Carimbo particular. Por uma questão de comodidade, um militar da 1ª Companhia de Comandos, mandou confeccionar um carimbo com o endereço completo (exceptuando o nome e posto) do local onde se encontra a cumprir a sua missão. A não inclusão do seu nome e posto no respectivo carimbo, dá a entender, que o mesmo irá servir para outros seus camaradas o poderem usar como remetente nas suas correspondências. O carimbo confeccionado em cera, para além do endereço completo, é apresentado com imaginação, mostrando um militar equipado a rigor numa acção de patrulha. (Fig. 6).

Sabendo-se que este carimbo foi mandado confeccionar por um militar da 1ª Companhia de Comandos, que partiu para o Afeganistão em meados de Fevereiro de 2006, só posteriormente a esta data este carimbo deve aparecer aposto em correspondência.
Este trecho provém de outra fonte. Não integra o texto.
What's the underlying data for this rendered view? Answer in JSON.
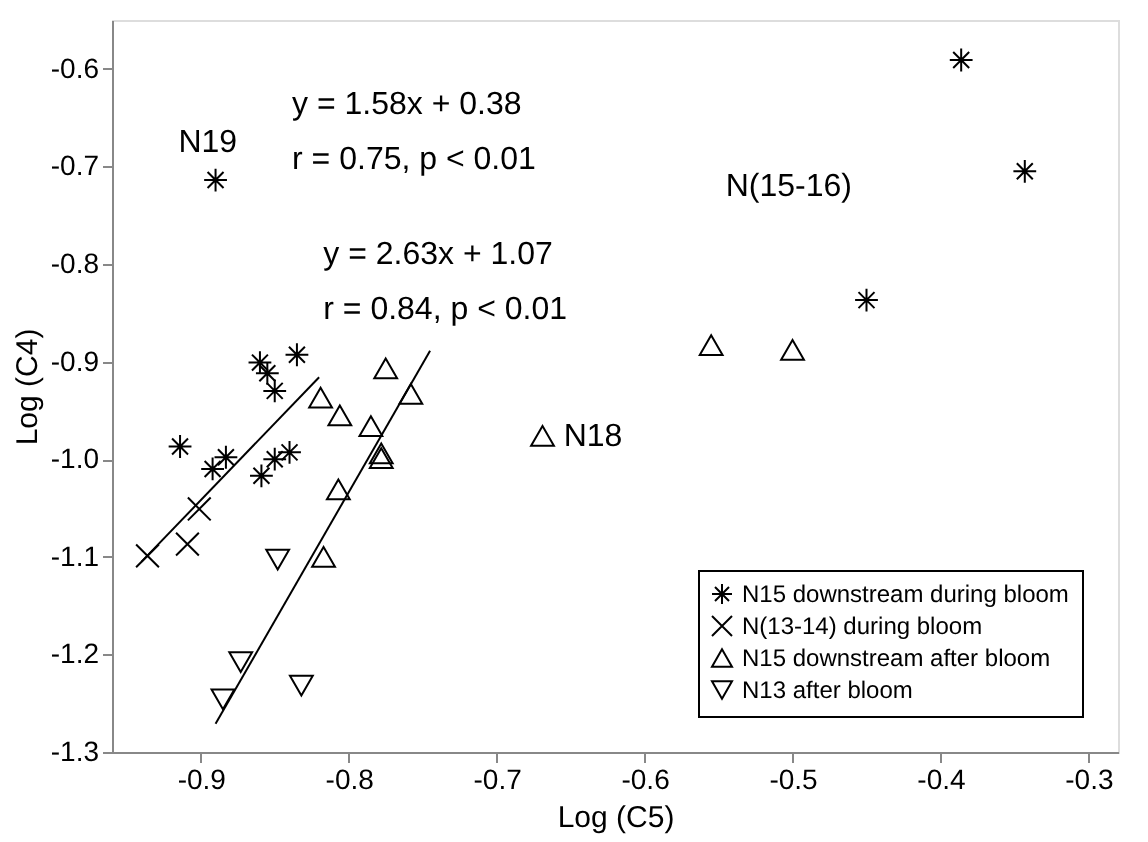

Finalizo este escrito, com a informação, de como se processa o encaminhamento do correio para as nossas forças no Afeganistão e vice - versa. Existem duas maneiras de enviar e receber correio dos nossos militares integrados na força ISAF:

Envio: 1 PORT. - AFG. Correspondência dirigida ao militar (x) com indicação mínima de nome e posto via Alemanha, pagando o remetente a taxa de correio para a Europa. O transporte da Alemanha para o Afeganistão é gratuita visto ser feito em avião militar.

Envio: 2 PORT. - AFG. Correspondência dirigida ao militar (x) com indicação mínima de nome e posto e dirigida ao Batalhão de Serviços e Transportes (BST) Lisboa, pagando o remetente apenas o porte de serviço nacional. O correio chegado ao BST, será enviado nos voos de sustentação da DEU para o AFG com a periodicidade de duas vezes por semana estando a mesma sujeita a verificação por raio X.

Envio: 3 AFG - PORT. Qualquer militar que escreva do Afeganistão para Portugal directamente para os seus familiares, paga as taxas em vigor da Alemanha para a Europa. Do Afeganistão até à Alemanha o porte é gratuito. Penso que o processo é o mesmo para os outros contingentes de outros Continentes. Falta apurar.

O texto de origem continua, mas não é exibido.